Machine-Learned Electronically Excited States with the MolOrbImage Generated from the Molecular Ground State

We present a general machine learning framework for probing the electronic state properties using the novel quantum descriptor MolOrbImage. Each pixel of the MolOrbImage records the quantum information generated by the integration of the physical operator with a pair of bra and ket molecular orbital (MO) states. Inspired by the success of deep convolutional neural networks (NNs) in computer vision, we have implemented the convolutional-layer-dominated MO-NN model. Using the orbital energy and electron repulsion integral MolOrbImages, the MO-NN model achieves promising prediction accuracies against the ADC(2)/cc-pVTZ reference for transition energies to both low-lying singlet [mean absolute error (MAE) < 0.16 eV] and triplet (MAE < 0.14 eV) states. An apparent improvement in the prediction of oscillator strength, which has been shown to be challenging previously, has been demonstrated in this study. Moreover, the transferability test indicates the remarkable extrapolation capacity of the MO-NN model to describe the out of data set systems.

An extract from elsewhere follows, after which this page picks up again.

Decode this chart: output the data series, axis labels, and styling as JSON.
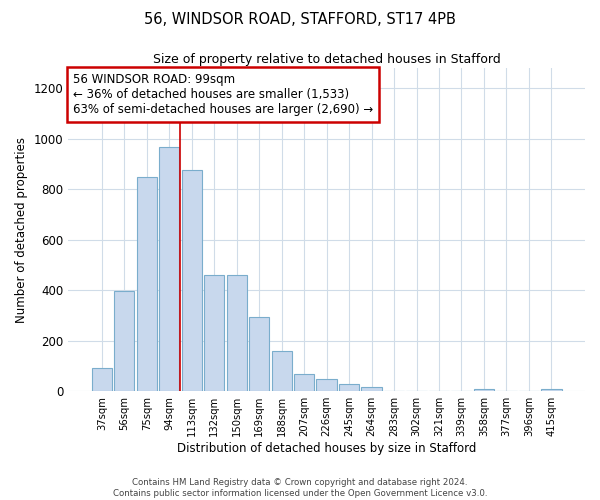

Molecular-orbital-based machine learning for open-shell and multi-reference systems with kernel addition Gaussian process regression

We introduce a novel machine learning strategy, kernel addition Gaussian process regression (KA-GPR), in molecular-orbital-based machine learning (MOB-ML) to learn the total correlation energies of general electronic structure theories for closed- and open-shell systems by introducing a machine learning strategy. The learning efficiency of MOB-ML(KA-GPR) is the same as the original MOB-ML method for the smallest criegee molecule, which is a closed-shell molecule with multi-reference characters. In addition, the prediction accuracies of different small free radicals could reach the chemical accuracy of 1 kcal/mol by training on one example structure. Accurate potential energy surfaces for the H₁₀ chain (closed-shell) and water OH bond dissociation (open-shell) could also be generated by MOB-ML(KA-GPR). To explore the breadth of chemical systems that KA-GPR can describe, we further apply MOB-ML to accurately predict the large benchmark datasets for closed- (QM9, QM7b-T, and GDB-13-T) and open-shell (QMSpin) molecules.

Molecular Dipole Moment Learning via Rotationally Equivariant Gaussian Process Regression with Derivatives in Molecular-orbital-based Machine Learning

This study extends the accurate and transferable molecular-orbital-based machine learning (MOB-ML) approach to modeling the contribution of electron correlation to dipole moments at the cost of Hartree--Fock computations. A molecular-orbital-based (MOB) pairwise decomposition of the correlation part of the dipole moment is applied, and these pair dipole moments could be further regressed as a universal function of molecular orbitals (MOs).The dipole MOB features consist of the energy MOB features and their responses to electric fields. An interpretable and rotationally equivariant Gaussian process regression (GPR) with derivatives algorithm is introduced to learn the dipole moment more efficiently. The proposed problem setup, feature design, and ML algorithm are shown to provide highly-accurate models for both dipole moment and energies on water and fourteen small molecules. To demonstrate the ability of MOB-ML to function as generalized density-matrix functionals for molecular dipole moments and energies of organic molecules, we further apply the proposed MOB-ML approach to train and test the molecules from the QM9 dataset. The application of local scalable GPR with Gaussian mixture model unsupervised clustering (GMM/GPR) scales up MOB-ML to a large-data regime while retaining the prediction accuracy. In addition, compared with literature results, MOB-ML provides the best test MAEs of 4.21 mDebye and 0.045 kcal/mol for dipole moment and energy models, respectively, when training on 110000 QM9 molecules. The excellent transferability of the resulting QM9 models is also illustrated by the accurate predictions for four different series of peptides.